The Center on Budget and Policy Priorities, in a paper written last March, called for states to invest in infrastructure, arguing that “state investment in transportation, public buildings, water treatment systems, and other forms of vital infrastructure is key to creating good jobs and promoting full economic recovery.” That’s correct.
Gov. Michelle Lujan Grisham should take information from the LFC report, gather smart lawmakers, Cabinet secretaries and others around, and develop a better system for spending these dollars. Use the months before the next 90-day legislative session in 2021 to reform how capital dollars are spent. These flush days of cash will not last forever, and it is essential that New Mexico invest now to catch up on repairs and new projects to improve life for ordinary people.
The governor has taken one important step already, unveiling a dashboard to help state agencies track projects in real time. By using the new tool, agencies can help local governments out if they see a project falling behind. Ordinary people can see how their dollars are being spent, always important for transparency.

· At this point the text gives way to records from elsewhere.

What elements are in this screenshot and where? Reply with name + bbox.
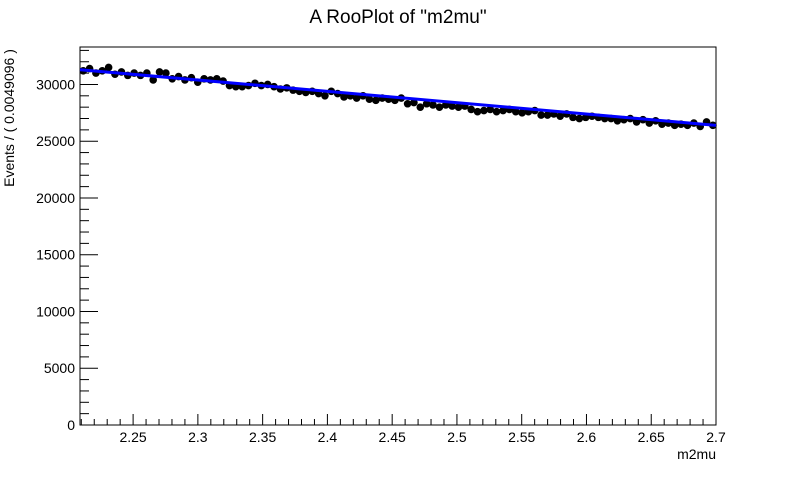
data-point <box>486 105 495 114</box>
data-point <box>613 116 622 125</box>
x-tick-label: 2.6 <box>577 429 597 445</box>
y-tick-label: 5000 <box>44 360 75 376</box>
data-point <box>467 105 475 114</box>
x-tick-label: 2.45 <box>379 429 406 445</box>
data-point <box>149 76 157 84</box>
data-point <box>104 63 113 72</box>
data-point <box>454 103 463 111</box>
data-point <box>321 92 329 100</box>
data-point <box>422 99 431 108</box>
data-point <box>556 112 564 121</box>
data-point <box>429 101 437 109</box>
x-tick-label: 2.65 <box>638 429 665 445</box>
x-tick-label: 2.25 <box>119 429 146 445</box>
data-point <box>410 98 418 107</box>
data-point <box>372 96 380 105</box>
plot-frame <box>79 46 717 426</box>
x-tick-label: 2.7 <box>706 429 726 445</box>
fit-curve <box>79 68 717 127</box>
y-axis-label: Events / ( 0.0049096 ) <box>1 49 17 187</box>
data-point <box>575 114 584 123</box>
data-point <box>416 103 425 111</box>
data-point <box>569 113 577 122</box>
y-tick-label: 30000 <box>36 76 75 92</box>
x-tick-label: 2.55 <box>508 429 535 445</box>
y-tick-label: 20000 <box>36 190 75 206</box>
data-point <box>448 102 456 110</box>
data-point <box>403 99 412 108</box>
data-point <box>435 103 444 111</box>
data-point <box>492 107 501 116</box>
data-point <box>365 95 374 104</box>
y-tick-label: 10000 <box>36 303 75 319</box>
data-point <box>473 107 482 116</box>
data-point <box>670 121 679 130</box>
data-point <box>162 69 170 77</box>
data-point <box>340 93 348 101</box>
data-point <box>480 106 488 115</box>
data-point <box>155 68 164 76</box>
data-point <box>543 111 552 119</box>
data-point <box>518 109 526 117</box>
data-point <box>499 106 507 115</box>
x-tick-label: 2.5 <box>447 429 467 445</box>
y-tick-label: 15000 <box>36 247 75 263</box>
data-point <box>352 94 361 102</box>
y-axis: 0 5000 10000 15000 20000 25000 30000 <box>36 49 98 433</box>
x-axis: 2.25 2.3 2.35 2.4 2.45 2.5 2.55 2.6 2.65 2.7 <box>80 414 726 445</box>
data-point <box>658 120 666 128</box>
y-tick-label: 25000 <box>36 133 75 149</box>
x-tick-label: 2.35 <box>249 429 276 445</box>
data-point <box>537 111 545 119</box>
x-tick-label: 2.4 <box>318 429 338 445</box>
data-point <box>511 107 520 116</box>
y-tick-label: 0 <box>67 417 75 433</box>
fit-curve-group <box>79 68 717 127</box>
x-tick-label: 2.3 <box>188 429 208 445</box>
x-axis-label: m2mu <box>677 446 716 462</box>
chart-title: A RooPlot of "m2mu" <box>309 7 486 28</box>
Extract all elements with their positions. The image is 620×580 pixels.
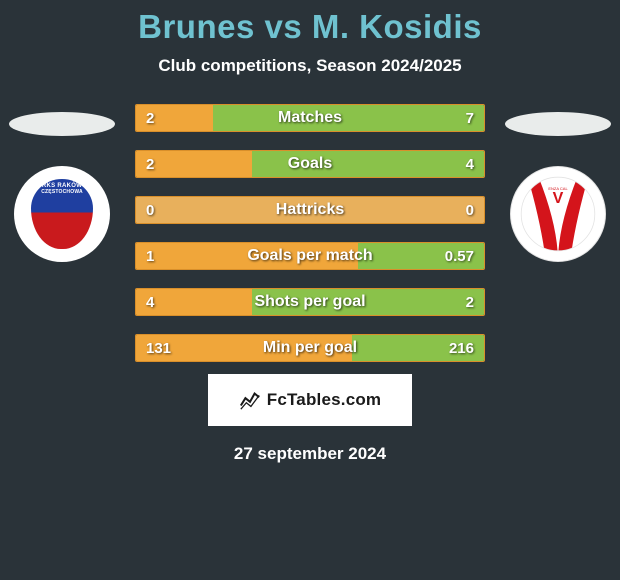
stat-label: Shots per goal bbox=[254, 293, 365, 311]
stat-label: Goals bbox=[288, 155, 332, 173]
club-left-shield: RKS RAKÓW CZĘSTOCHOWA bbox=[31, 179, 93, 249]
stat-value-left: 0 bbox=[136, 197, 164, 223]
stat-row: 2 4 Goals bbox=[135, 150, 485, 178]
stat-value-right: 0.57 bbox=[435, 243, 484, 269]
stat-value-right: 4 bbox=[456, 151, 484, 177]
watermark-text: FcTables.com bbox=[267, 390, 382, 410]
stat-row: 4 2 Shots per goal bbox=[135, 288, 485, 316]
left-player-column: RKS RAKÓW CZĘSTOCHOWA bbox=[7, 104, 117, 262]
stat-row: 1 0.57 Goals per match bbox=[135, 242, 485, 270]
right-player-column: V ENZA CAL bbox=[503, 104, 613, 262]
svg-text:V: V bbox=[553, 190, 564, 207]
stats-column: 2 7 Matches 2 4 Goals 0 0 Hattricks 1 0.57 Goals pe… bbox=[135, 104, 485, 362]
stat-value-right: 2 bbox=[456, 289, 484, 315]
club-left-badge: RKS RAKÓW CZĘSTOCHOWA bbox=[14, 166, 110, 262]
club-left-line2: CZĘSTOCHOWA bbox=[41, 189, 83, 195]
stat-value-left: 2 bbox=[136, 151, 164, 177]
subtitle: Club competitions, Season 2024/2025 bbox=[158, 56, 461, 76]
stat-label: Goals per match bbox=[247, 247, 372, 265]
stat-value-left: 4 bbox=[136, 289, 164, 315]
club-right-shield-icon: V ENZA CAL bbox=[518, 174, 598, 254]
player-left-avatar-placeholder bbox=[9, 112, 115, 136]
stat-value-right: 7 bbox=[456, 105, 484, 131]
stat-bar-right bbox=[213, 105, 484, 131]
svg-text:ENZA CAL: ENZA CAL bbox=[548, 186, 568, 191]
stat-label: Matches bbox=[278, 109, 342, 127]
stat-row: 2 7 Matches bbox=[135, 104, 485, 132]
footer-date: 27 september 2024 bbox=[234, 444, 386, 464]
stat-value-right: 216 bbox=[439, 335, 484, 361]
stat-label: Hattricks bbox=[276, 201, 344, 219]
stat-value-left: 2 bbox=[136, 105, 164, 131]
stat-label: Min per goal bbox=[263, 339, 357, 357]
watermark: FcTables.com bbox=[208, 374, 412, 426]
stat-row: 131 216 Min per goal bbox=[135, 334, 485, 362]
chart-line-icon bbox=[239, 389, 261, 411]
stat-value-left: 1 bbox=[136, 243, 164, 269]
stat-value-right: 0 bbox=[456, 197, 484, 223]
stat-bar-right bbox=[252, 151, 484, 177]
page-title: Brunes vs M. Kosidis bbox=[138, 8, 482, 46]
stat-row: 0 0 Hattricks bbox=[135, 196, 485, 224]
club-right-badge: V ENZA CAL bbox=[510, 166, 606, 262]
stat-value-left: 131 bbox=[136, 335, 181, 361]
player-right-avatar-placeholder bbox=[505, 112, 611, 136]
main-row: RKS RAKÓW CZĘSTOCHOWA 27Matches24Goals00… bbox=[0, 104, 620, 362]
comparison-infographic: Brunes vs M. Kosidis Club competitions, … bbox=[0, 0, 620, 464]
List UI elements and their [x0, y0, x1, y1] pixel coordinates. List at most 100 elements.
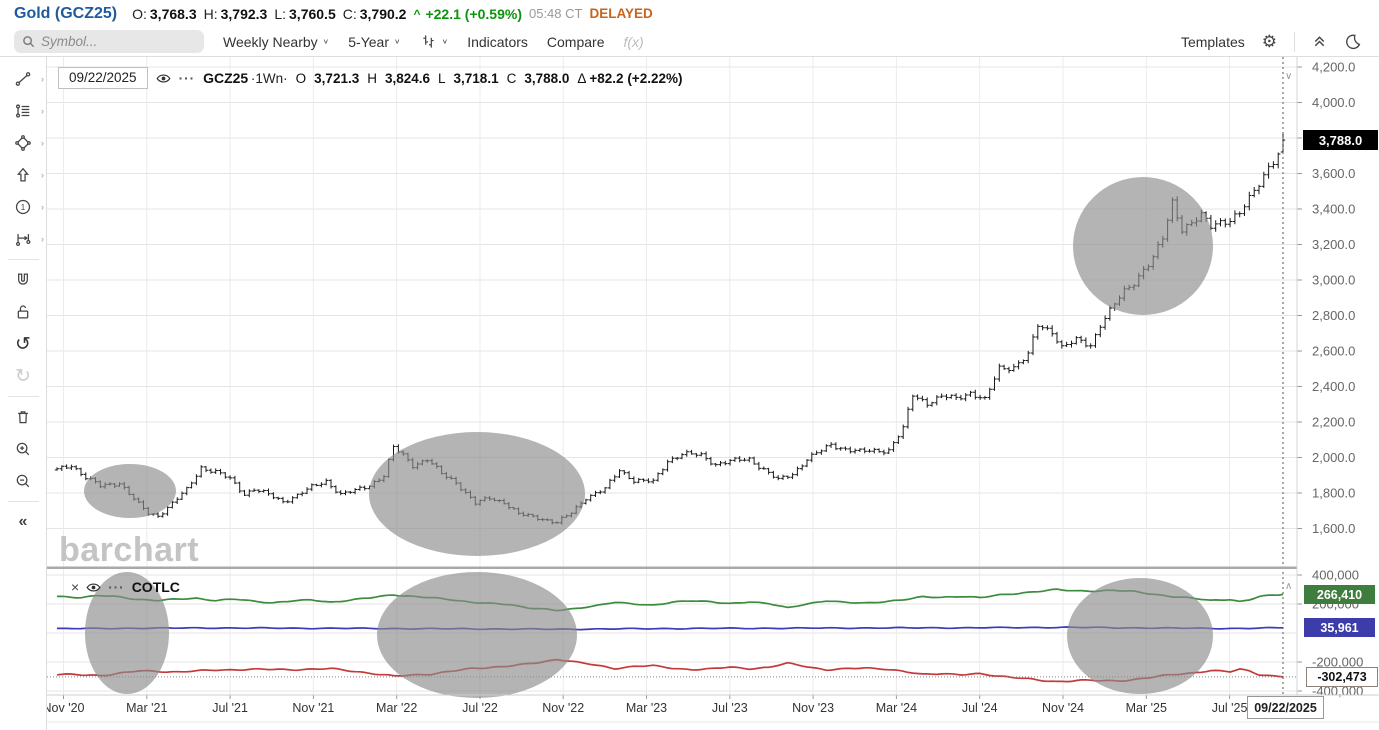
svg-text:1: 1 — [21, 203, 26, 212]
tool-expander-icon[interactable]: › — [41, 233, 44, 244]
svg-text:400,000: 400,000 — [1312, 568, 1359, 583]
rail-divider — [7, 396, 39, 397]
zoom-in-button[interactable] — [0, 433, 46, 465]
redo-button: ↻ — [0, 360, 46, 392]
tool-expander-icon[interactable]: › — [41, 201, 44, 212]
svg-text:2,800.0: 2,800.0 — [1312, 308, 1355, 323]
main-panel-collapse-icon[interactable]: ∨ — [1285, 71, 1293, 82]
fx-button[interactable]: f(x) — [623, 33, 644, 50]
legend-close-label: C — [506, 70, 517, 86]
svg-text:1,600.0: 1,600.0 — [1312, 521, 1355, 536]
symbol-search-input[interactable]: Symbol... — [14, 30, 204, 53]
legend-high-value: 3,824.6 — [384, 70, 431, 86]
undo-button[interactable]: ↺ — [0, 328, 46, 360]
svg-text:3,200.0: 3,200.0 — [1312, 237, 1355, 252]
svg-text:Nov '24: Nov '24 — [1042, 701, 1084, 715]
change-value: +22.1 (+0.59%) — [425, 5, 522, 22]
rail-divider — [7, 259, 39, 260]
fibonacci-tool[interactable]: › — [0, 95, 46, 127]
cot-panel-collapse-icon[interactable]: ∧ — [1285, 581, 1293, 592]
unlock-tool[interactable] — [0, 296, 46, 328]
delete-drawings-button[interactable] — [0, 401, 46, 433]
collapse-rail-button[interactable]: « — [0, 506, 46, 538]
measure-tool[interactable]: › — [0, 223, 46, 255]
ohlc-bar-type-icon — [422, 35, 434, 48]
chevron-down-icon: ∨ — [322, 37, 330, 46]
low-label: L: — [274, 5, 287, 22]
indicators-button[interactable]: Indicators — [467, 34, 528, 50]
legend-low-value: 3,718.1 — [453, 70, 499, 86]
remove-study-icon[interactable]: × — [71, 579, 80, 595]
trash-icon — [18, 411, 28, 424]
tool-expander-icon[interactable]: › — [41, 137, 44, 148]
magnet-icon — [18, 273, 28, 285]
svg-text:2,000.0: 2,000.0 — [1312, 450, 1355, 465]
cot-commercial-value-label: -302,473 — [1306, 667, 1378, 687]
annotation-ellipse[interactable] — [1073, 177, 1213, 315]
annotation-ellipse[interactable] — [1067, 578, 1213, 694]
compare-button[interactable]: Compare — [547, 34, 605, 50]
panel-divider[interactable] — [47, 566, 1297, 570]
measure-icon — [15, 234, 31, 247]
cot-line-0 — [56, 588, 1284, 612]
symbol-search-placeholder: Symbol... — [41, 34, 98, 49]
fibonacci-icon — [15, 104, 30, 118]
svg-text:Jul '24: Jul '24 — [962, 701, 998, 715]
svg-text:4,200.0: 4,200.0 — [1312, 60, 1355, 75]
cursor-date-label: 09/22/2025 — [1247, 696, 1324, 719]
search-icon — [23, 36, 35, 48]
collapse-left-icon: « — [18, 513, 28, 530]
study-options-icon[interactable]: ··· — [108, 579, 125, 595]
dark-mode-moon-icon[interactable] — [1344, 33, 1361, 50]
rail-divider — [7, 501, 39, 502]
tool-expander-icon[interactable]: › — [41, 169, 44, 180]
svg-text:Nov '21: Nov '21 — [292, 701, 334, 715]
open-value: 3,768.3 — [149, 5, 197, 22]
svg-text:Mar '21: Mar '21 — [126, 701, 167, 715]
tool-expander-icon[interactable]: › — [41, 73, 44, 84]
open-label: O: — [132, 5, 147, 22]
bar-type-dropdown[interactable]: ∨ — [420, 34, 448, 49]
close-value: 3,790.2 — [359, 5, 407, 22]
tool-expander-icon[interactable]: › — [41, 105, 44, 116]
legend-delta-value: +82.2 (+2.22%) — [589, 70, 683, 86]
indicators-label: Indicators — [467, 33, 528, 50]
symbol-title[interactable]: Gold (GCZ25) — [14, 4, 118, 22]
shapes-tool[interactable]: › — [0, 127, 46, 159]
eye-icon[interactable] — [156, 73, 171, 84]
collapse-chart-icon[interactable] — [1312, 34, 1327, 49]
annotation-ellipse[interactable] — [84, 464, 176, 518]
chart-toolbar: Symbol... Weekly Nearby ∨ 5-Year ∨ ∨ Ind… — [0, 27, 1379, 57]
annotation-ellipse[interactable] — [85, 572, 169, 694]
svg-text:Jul '25: Jul '25 — [1212, 701, 1248, 715]
legend-open-value: 3,721.3 — [314, 70, 360, 86]
svg-text:2,400.0: 2,400.0 — [1312, 379, 1355, 394]
up-arrow-icon: ^ — [413, 6, 421, 21]
eye-icon[interactable] — [86, 582, 101, 593]
zoom-out-button[interactable] — [0, 465, 46, 497]
svg-text:3,600.0: 3,600.0 — [1312, 166, 1355, 181]
templates-button[interactable]: Templates — [1181, 34, 1245, 50]
settings-gear-icon[interactable]: ⚙ — [1261, 32, 1277, 51]
trendline-tool[interactable]: › — [0, 63, 46, 95]
arrow-tool[interactable]: › — [0, 159, 46, 191]
number-annotation-tool[interactable]: 1 › — [0, 191, 46, 223]
legend-options-icon[interactable]: ··· — [178, 70, 196, 86]
range-dropdown[interactable]: 5-Year ∨ — [348, 34, 400, 50]
zoom-out-icon — [16, 474, 30, 488]
svg-text:Nov '22: Nov '22 — [542, 701, 584, 715]
annotation-ellipse[interactable] — [377, 572, 577, 698]
cot-small-trader-value-label: 35,961 — [1304, 618, 1375, 637]
svg-text:Mar '23: Mar '23 — [626, 701, 667, 715]
toolbar-divider — [1294, 31, 1295, 52]
legend-close-value: 3,788.0 — [524, 70, 570, 86]
watermark: barchart — [59, 531, 199, 569]
frequency-dropdown[interactable]: Weekly Nearby ∨ — [223, 34, 329, 50]
gridlines — [47, 57, 1297, 695]
x-axis-labels: Nov '20 Mar '21 Jul '21 Nov '21 Mar '22 Jul '… — [43, 695, 1248, 715]
magnet-tool[interactable] — [0, 264, 46, 296]
legend-symbol[interactable]: GCZ25 — [203, 70, 249, 86]
annotation-ellipse[interactable] — [369, 432, 585, 556]
svg-text:2,200.0: 2,200.0 — [1312, 415, 1355, 430]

The key to successful spending for capital outlay is to fully fund projects so that money doesn’t run out, say, before the roof of the senior center is finished, as well as making sure — before the dollars are allocated — that the desired project actually is shovel-ready. When money remains unspent, it’s often because money ran out or the work didn’t start as promised.
While greater transparency such as provided by the dashboard is welcome, that will not help a process that is cumbersome and larded with individual pork from lawmakers. Last legislative session, a welcome measure — thank you, Rep. Matthew McQueen, who sponsored the House version — to make individual lawmakers share which capital outlay projects they supported died in the Senate. A similar measure in the Senate, sponsored by Sen. Sander Rue, had died earlier.
An opaque process means taxpayers have no way of knowing how their senator or representative wants to spend precious capital outlay dollars; unless, that is, the legislator chooses to share that information. That needs to be fixed. The whole system of lawmakers divvying up infrastructure dollars is unique in the nation. This is not something to brag about; it turns what should be prudent infrastructure investments into pork projects.
The system needs to be overhauled so that dollars go where they are most needed to do the most good for the most people.
Spending those dollars wisely assists the state in performing essential maintenance and building new infrastructure. Wise spending also ensures that communities receive an infusion of cash spent on payroll and supplies. Capital outlay dollars can help spark economic growth, because such spending creates jobs.
The key, of course, is spending wisely.